I hang with a number of Web developers on the
WISC platform and I don't think
I've ever heard anyone mention
memcached or anything like it.In fact I couldn't find a mention of it on Microsoft employee blogs, ASP.NET developer blogs or on
MSDN. So I wondered what the average
WISC developer uses as their
in-memory caching solution.
After looking around a bit, I came to the conclusion that most
WISC developers use the
built-in
ASP.NET
caching features. ASP.NET provides a number of in-memory caching
features including a Cache class which provides a similar API to
memcached, page directives for caching portions of the page or the entire page and the ability to create
dependencies between cached objects and the files or database tables/rows
that they were populated from via the
CacheDependency and SqlCacheDependency classes.
Although some of these features are also available in various Open Source
web development frameworks such as Ruby on Rails + memcached, none give as much functionality
out of the box as ASP.NET or so it seems.
Below is what the code for the GetFriends
and
AddFriend
methods would look like using the built-in ASP.NET
caching features
public ArrayList GetFriends(int user_id){
ArrayList friends = (ArrayList) Cache.Get("friendslist:" + userid);
if(friends == null){
// Open the connection
dbConnection.Open();
SqlCommand cmd = new SqlCommand("select friend_id from friends_list where owner_id=" + "user_id", dbConnection);
SqlCacheDependency dependency = new SqlCacheDependency(cmd);
SqlDataReader reader = cmd.ExecuteReader();
// Add each friend ID to the list
while (reader.Read()){
friends.Add(rdr[0]);
}
reader.Close();
dbConnection.Close();
//insert friends list into cache with associated dependency
Cache.Insert("friendslist:" + userid, friends, dependency);
}
return friends;
}
public void AddFriend(int user_id, int new_friends_id){
// Open the connection
dbConnection.Open();
SqlCommand cmd = new SqlCommand("insert into friends_list (owner_id, friend_id) values (" + user_id + "," + new_friend_id ")";
cmd.ExecuteNonQuery();
/* no need to remove from cache because SqlCacheDependency takes care of that automatically */
// Cache.Remove("friendslist:" + userid);
dbConnection .Close();
}
Using the SqlCacheDependency class gets around a
significant limitation of the ASP.NET Cache class. Specifically, the cache is
not distributed. This means that if you have multiple Web front ends,
you'd have to write your own code to handle partitioning data and
invalidating caches across your various Web server instances. In fact,
there are numerous articles showing how to implement such a solution including
Synchronizing the ASP.NET Cache across AppDomains and Web Farms by Peter Bromberg and
Use Data Caching Techniques to Boost Performance and Ensure Synchronization by David Burgett.

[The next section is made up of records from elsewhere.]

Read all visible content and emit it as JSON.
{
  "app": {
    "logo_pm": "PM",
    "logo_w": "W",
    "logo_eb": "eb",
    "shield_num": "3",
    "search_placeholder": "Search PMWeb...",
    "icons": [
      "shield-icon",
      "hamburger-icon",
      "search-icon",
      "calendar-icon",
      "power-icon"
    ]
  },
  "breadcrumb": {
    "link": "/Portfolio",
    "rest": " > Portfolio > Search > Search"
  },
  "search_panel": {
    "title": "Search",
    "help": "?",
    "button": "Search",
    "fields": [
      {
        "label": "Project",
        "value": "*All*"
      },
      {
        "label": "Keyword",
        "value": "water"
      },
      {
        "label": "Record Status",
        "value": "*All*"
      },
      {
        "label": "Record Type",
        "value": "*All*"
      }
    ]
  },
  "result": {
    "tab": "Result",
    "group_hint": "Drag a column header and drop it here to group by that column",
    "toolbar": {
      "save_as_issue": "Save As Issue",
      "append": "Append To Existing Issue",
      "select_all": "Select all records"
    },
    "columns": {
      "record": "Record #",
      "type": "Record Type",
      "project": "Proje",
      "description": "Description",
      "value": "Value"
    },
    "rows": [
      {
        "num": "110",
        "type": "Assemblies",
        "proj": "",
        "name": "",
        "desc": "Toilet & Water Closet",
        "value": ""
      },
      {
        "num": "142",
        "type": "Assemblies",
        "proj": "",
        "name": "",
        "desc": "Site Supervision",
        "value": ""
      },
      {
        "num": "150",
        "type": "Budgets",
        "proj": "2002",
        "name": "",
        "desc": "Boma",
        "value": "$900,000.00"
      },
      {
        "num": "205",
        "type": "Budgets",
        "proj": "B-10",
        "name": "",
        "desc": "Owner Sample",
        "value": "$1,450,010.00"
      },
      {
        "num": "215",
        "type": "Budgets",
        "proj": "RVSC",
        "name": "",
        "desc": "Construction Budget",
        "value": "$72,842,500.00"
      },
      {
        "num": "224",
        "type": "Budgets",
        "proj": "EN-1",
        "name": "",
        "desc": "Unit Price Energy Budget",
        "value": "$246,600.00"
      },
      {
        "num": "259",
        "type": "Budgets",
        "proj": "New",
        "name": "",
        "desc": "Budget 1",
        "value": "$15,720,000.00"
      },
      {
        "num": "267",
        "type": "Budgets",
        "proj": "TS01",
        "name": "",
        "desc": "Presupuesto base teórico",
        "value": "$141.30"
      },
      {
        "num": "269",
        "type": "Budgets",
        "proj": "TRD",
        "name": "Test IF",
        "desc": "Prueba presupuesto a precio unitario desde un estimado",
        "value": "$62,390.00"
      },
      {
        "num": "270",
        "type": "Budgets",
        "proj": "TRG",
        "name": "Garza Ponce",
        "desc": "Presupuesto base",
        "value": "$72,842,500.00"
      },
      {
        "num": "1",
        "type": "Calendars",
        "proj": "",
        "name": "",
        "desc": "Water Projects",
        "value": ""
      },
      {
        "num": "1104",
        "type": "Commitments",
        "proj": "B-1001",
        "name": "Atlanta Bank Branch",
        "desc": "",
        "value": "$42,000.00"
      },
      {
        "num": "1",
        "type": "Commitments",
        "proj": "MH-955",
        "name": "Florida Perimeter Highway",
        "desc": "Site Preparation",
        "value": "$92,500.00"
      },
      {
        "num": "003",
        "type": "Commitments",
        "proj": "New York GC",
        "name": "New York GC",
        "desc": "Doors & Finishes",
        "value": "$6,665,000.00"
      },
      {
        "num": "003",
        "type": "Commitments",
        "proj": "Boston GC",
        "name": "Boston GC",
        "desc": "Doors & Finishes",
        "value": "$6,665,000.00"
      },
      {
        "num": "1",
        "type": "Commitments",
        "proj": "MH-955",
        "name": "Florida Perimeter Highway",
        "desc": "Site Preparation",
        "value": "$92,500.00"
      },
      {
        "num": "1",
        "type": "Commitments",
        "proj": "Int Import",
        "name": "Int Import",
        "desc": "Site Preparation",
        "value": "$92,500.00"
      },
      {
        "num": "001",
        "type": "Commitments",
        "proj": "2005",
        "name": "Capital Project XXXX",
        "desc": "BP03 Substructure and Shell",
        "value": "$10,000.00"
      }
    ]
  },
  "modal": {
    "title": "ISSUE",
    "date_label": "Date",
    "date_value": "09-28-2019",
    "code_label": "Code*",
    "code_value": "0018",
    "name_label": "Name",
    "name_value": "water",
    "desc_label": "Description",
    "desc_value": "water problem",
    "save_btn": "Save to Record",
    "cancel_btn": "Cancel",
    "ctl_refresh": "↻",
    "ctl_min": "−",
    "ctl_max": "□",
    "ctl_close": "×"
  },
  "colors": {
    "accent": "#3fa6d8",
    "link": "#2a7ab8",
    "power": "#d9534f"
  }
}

However, let's consider how how SqlCacheDependency is implemented. If you are
using SQL Server 7 or SQL Server 2000, then your ASP.NET process polls the
database at regular intervals to determine whether the target(s) of the
original query have changed. For SQL Server 2005, the database can be
configured to send change notifications to the Web servers if the target(s)
of the original query change. Either way, the database is doing work to
determine if the data has changed. Compared to the memcached this still doesn't seem as efficient as we can get
if we want to eke out every last out of performance out of the system although
it does lead to simpler code.
If you are a developer on the WISC platform and are concerned about getting the best performance out of your
Web site, you should take a look at memcached for Win32. The most highly trafficked site on the
WISC platform is probably MySpace and in articles about how they are platform works such as Inside MySpace.com they extol the virtues of moving work out of the
database and relying on cache servers.